The GOOD and BAD of owning an Electric Car

The electric car has been gaining a lot of traction in the past ten years or so. A lot of that is thanks in part because of companies like Tesla Motors putting out cars that are practical, reliable, fast, and most of all very sleek looking. The Telsa Model X SUV has started to make way to anxious customers waiting on their preorders, and the Tesla Model 3 is coming in the not so distant future. Combine that with other manufacturers such as Porsche, Audi, and BMW working on electric cars, the popularity of EV cars on the road will continue to rise. However, everything is not perfect when it comes to the world of EV cars, and that’s the reason not everyone is rushing to ditch their gas-powered vehicle in favour of an EV one. We’ve compiled this list of the positives and negatives of electric cars.


EV vehicles require no fuel to run. That means there’s no more going to the gas station, and there is lots of good in that. It’s time-consuming, gas prices can go up and down unexpectedly, and every time you stop for gas, you’re fighting impulsions for snacks and other purchases. By driving an EV car, you can break your dependency on gas stations.

Electric vehicles are very quiet and have no engine or exhaust to produce noise. It’s one of the first things most people notice when driving in an EV for the first time. The only noise you notice is road noise from your tires hitting the pavement or from the climate control moving air within the cabin. It’s a very surreal and a more relaxing environment to drive around in.

Because EV cars are mostly made up of batteries, there are very few actual mechanical parts. The engines are simple, and do not have many accessories or moving parts. This means there are fewer sensors, hoses, moving parts that can break. So far at least, EV cars require fewer repairs than gas-powered cars. You also won’t have to do oil changes or bring you car for servicing until the car alerts you to any problems.

Unlike gas-powered cars that gain their peak power output at higher RPMs, EV cars offer torque and horsepower instantly. Even in their early infancy, EV cars are already competing with the likes of some of the fastest production supercars in the world.

By not using fossil fuels for energy, EV cars are a lot more environmentally friendly than their gas counterparts. While they still require electricity to recharge their batteries, which they get from a grid that burns fossil fuels as a large percentage of their power generation, Electric cars are more efficient at converting their stored power. With an official EPA of 89, the Tesla Model S is far more environmentally friendly than a “clean” gas-hybrid such as the Toyota Prius.

Standard combustion engine cars use heater cores that gain their heat as engine coolant passing through them. It requires the car engine to warm up the coolant to heat the cabin. EV cars don’t have coolant and some EV cars such as the Telsa use a Positive Temperature Coefficient (PTC) heater. It’s basically a resistor that increases its resistance as it heats up. If you live in a cold climate and want to warm up your interior, you can do so without having to idle your combustion engine while polluting the environment.
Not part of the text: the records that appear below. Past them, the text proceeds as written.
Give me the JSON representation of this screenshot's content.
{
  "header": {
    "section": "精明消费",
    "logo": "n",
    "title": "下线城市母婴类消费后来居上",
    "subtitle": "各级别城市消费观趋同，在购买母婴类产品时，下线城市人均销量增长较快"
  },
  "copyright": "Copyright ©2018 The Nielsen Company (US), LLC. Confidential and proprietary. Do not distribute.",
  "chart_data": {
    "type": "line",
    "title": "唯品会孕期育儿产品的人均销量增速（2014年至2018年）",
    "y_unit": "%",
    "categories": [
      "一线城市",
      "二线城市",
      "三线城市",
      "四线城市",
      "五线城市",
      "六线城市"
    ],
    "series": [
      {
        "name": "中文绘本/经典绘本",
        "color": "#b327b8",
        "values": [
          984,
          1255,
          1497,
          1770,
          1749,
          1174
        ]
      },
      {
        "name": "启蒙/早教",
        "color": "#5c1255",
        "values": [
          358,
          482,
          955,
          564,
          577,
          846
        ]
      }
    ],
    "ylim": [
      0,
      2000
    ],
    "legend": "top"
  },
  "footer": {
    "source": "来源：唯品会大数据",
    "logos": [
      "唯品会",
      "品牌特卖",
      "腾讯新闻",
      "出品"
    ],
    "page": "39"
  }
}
The lack of a large bulky engine in the front of the Tesla allowed engineers more room for crumple zones. This has allowed the Tesla to achieve the best safety rating of any car ever tested. EV cars have the potential to be safer than gas-powered cars for that reason.


While it may be relaxing and quiet, if you are a petrolhead, a world full of electric vehicles probably scares you a bit. For anyone who appreciates their car for more than a means of transportation, the sound and rumble of a combusting engine is heaven on earth. It’s hard for true car enthusiasts to imagine the world with silent cars. Quiet cars can also be a safety issue, pedestrians and cyclists are less likely to hear you and move out of the way when being approached by something producing almost no noise.

The days of being able to fix your car may be over. While EV cars have less mechanical parts and likely will have fewer issues than your typical gas-powered vehicles, if something does go wrong with your EV, you can’t just visit your local Auto Zone to get replacement batteries. At least not yet.

EV cars are not cheap, and if you want something more sporty and eye-pleasing you will have to step-up to the more expensive and luxuries Tesla cars. If the $20,000 Nissan Leaf isn’t sporty enough for you, the base model Tesla Model S will set you back almost $80,000 more.

Trips take planning, and you can’t just simply hop in your EV and drive across the country. The range of your EV will limit you to stop and recharge, and that means a lot of planning. Instead of refuelling at the first station when your gas-powered car is running low, EV owners need to find a power outlet and wait out the recharge. As of May 2015 there were 203 Tesla supercharging stations in North America, and even if you happen to find yourself lucky enough to get to one, it will take 75 minutes to recharge fully.